Marriott has more than 4,400 properties worldwide, with a portfolio of brands including The Ritz-Carlton, JW Marriott and Gaylord Hotels.

Starwood has 1,270 properties in 100 countries and includes the St. Regis, Sheraton, Westin and W Hotels brands, among others.

The combination would help Marriott expand in China, India and Europe, regions where Starwood has a strong presence.

Marriott estimates the merger will yield $250 million in annual cost synergies within two years after closing which is expected by mid-2016.

The announcement by Anbang Insurance Group and its partners, China-based Primavera Capital and US private-equity investor JC Flowers & Co., ended a surprisingly heated bidding war.

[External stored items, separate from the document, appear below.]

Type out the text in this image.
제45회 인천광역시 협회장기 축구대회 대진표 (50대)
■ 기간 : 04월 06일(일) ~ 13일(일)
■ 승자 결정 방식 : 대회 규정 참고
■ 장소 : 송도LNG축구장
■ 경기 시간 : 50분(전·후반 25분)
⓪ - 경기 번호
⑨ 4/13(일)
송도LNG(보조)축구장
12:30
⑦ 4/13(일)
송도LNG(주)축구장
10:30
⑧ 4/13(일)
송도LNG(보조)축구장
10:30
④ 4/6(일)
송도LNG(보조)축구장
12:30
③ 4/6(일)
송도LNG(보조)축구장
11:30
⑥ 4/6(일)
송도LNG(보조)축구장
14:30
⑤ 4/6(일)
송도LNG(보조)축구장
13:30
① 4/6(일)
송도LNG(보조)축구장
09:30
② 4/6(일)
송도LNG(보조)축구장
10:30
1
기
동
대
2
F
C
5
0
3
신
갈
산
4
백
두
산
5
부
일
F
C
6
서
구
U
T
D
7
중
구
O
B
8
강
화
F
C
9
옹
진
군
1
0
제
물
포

Starwood initially accepted a Marriott stock-and-cash merger offer in November, then Anbang swooped in with a higher bid. Marriott raised its offer to $13.6 billion, which Starwood accepted on March 21.

Over the weekend the Anbang-led group sweetened its all-cash offer to $82.75 per share, or $14 billion. Starwood said Monday it was considering the new Anbang bid, which was “reasonably likely” to be superior to Marriott’s, but was continuing to discuss “non-price terms” with the suitors.

Starwood at the time said its board was still recommending the offer from Marriott, which reaffirmed its commitment to the acquisition. But Marriott warned Starwood shareholders to focus on the Anbang-led offer’s financing and timing of any required regulatory approvals.

Anbang’s US hotels fever

An Anbang acquisition of Starwood would have been the largest Chinese takeover of a US company, exceeding pork producer WH Group’s purchase in 2013 of Smithfield Foods in a $7.1 billion deal.

Anbang’s heated pursuit of Starwood raised eyebrows. The Chinese company, which started out just 12 years ago as a property insurance firm before expanding into other financial services, has solid political connections but its stakeholders remain unclear.Starwood was not the only hotel target in the United States for the deep-pocketed Anbang, which has $254 billion in assets.

Anbang earlier this month proposed $6.5 billion to acquire luxury properties from US investment fund Blackstone. It bought New York’s historic Waldorf Astoria hotel for nearly $2 billion in 2014.

Analysts question why a Chinese insurance company wants to become an international hotelier.

And Chinese authorities have expressed concern. Respected business magazine Caixin reported earlier this month that China’s insurance regulator opposed Anbang’s multibillion-dollar bids for Starwood and the Blackstone properties.

The China Insurance Regulatory Commission is against both of Anbang’s proposed acquisitions under rules which reportedly ban insurers from investing more than 15 percent of their assets overseas, Caixin quoted a source as saying.

The regulator also had a “disapproving attitude” toward the deals, the magazine said.